Enormous amounts of data are being generated in health care, computational biology, homeland security and other areas, but analyzing these massive and unstructured data sets has proven cumbersome and difficult. An emerging research field known as data and visual analytics is helping sift through such mountains of information to find and put together individual pieces of a picture.

The Georgia Institute of Technology has received a five-year grant to lead and coordinate a new initiative that will develop foundational research in massive data analysis and visual analytics. A research team headed by Haesun Park, a professor and associate chair in the Computational Science and Engineering Division of the Georgia Tech College of Computing, will investigate ways to improve the visual analytics of massive data sets through machine learning, numerical algorithms and optimization, computational statistics, and information visualization.

“Developing new and improved mathematical and computational methodologies will further enable systems developers, intelligence analysts, biologists and health care workers to implement new methods to ‘detect the expected and discover the unexpected’ among massive data sets,” Park explained.

The $3 million joint National Science Foundation and Department of Homeland Security grant establishes Georgia Tech as the lead academic research institution for all national Foundations of Data and Visual Analytics (FODAVA) research efforts. Seven other FODAVA Partnership Awards will be announced later this year, all working in conjunction with eleven Georgia Tech investigators to advance the field.

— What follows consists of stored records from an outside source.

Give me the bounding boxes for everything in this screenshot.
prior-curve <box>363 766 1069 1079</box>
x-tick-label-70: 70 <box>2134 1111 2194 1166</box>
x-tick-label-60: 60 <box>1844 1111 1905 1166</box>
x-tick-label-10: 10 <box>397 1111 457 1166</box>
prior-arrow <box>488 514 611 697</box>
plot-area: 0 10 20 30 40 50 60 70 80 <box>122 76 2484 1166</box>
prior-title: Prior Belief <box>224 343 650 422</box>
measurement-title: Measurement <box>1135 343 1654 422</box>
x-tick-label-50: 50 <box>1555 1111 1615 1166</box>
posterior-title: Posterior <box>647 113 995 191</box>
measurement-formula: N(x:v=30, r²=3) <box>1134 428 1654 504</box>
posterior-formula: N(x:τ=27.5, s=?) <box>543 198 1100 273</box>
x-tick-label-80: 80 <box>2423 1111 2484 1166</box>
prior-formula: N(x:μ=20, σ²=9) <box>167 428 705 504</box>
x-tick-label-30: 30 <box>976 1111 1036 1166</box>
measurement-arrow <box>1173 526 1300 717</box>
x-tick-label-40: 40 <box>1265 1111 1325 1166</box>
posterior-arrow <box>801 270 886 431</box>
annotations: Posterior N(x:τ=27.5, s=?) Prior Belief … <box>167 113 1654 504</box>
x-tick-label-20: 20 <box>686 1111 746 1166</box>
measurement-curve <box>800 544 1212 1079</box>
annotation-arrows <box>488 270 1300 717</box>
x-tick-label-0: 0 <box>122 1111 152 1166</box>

Over the next five years, the Georgia Tech-led research team will work to establish FODAVA as a distinct research field and build a community of top-quality researchers that will collaborate on research workshops and conferences, industry engagement and technology transfer.

 
 From law enforcement and intelligence gathering to electronic heath records and computational biology, the accurate and timely analysis of massive amounts of information is critical to deeper understanding and effective decision making.

“Collaborations across Georgia Tech’s computing, engineering and mathematics disciplines aim to develop better scientific and foundational methods to help practitioners in many different lines of work analyze and interactively explore large data sets more efficiently and effectively,” Park added.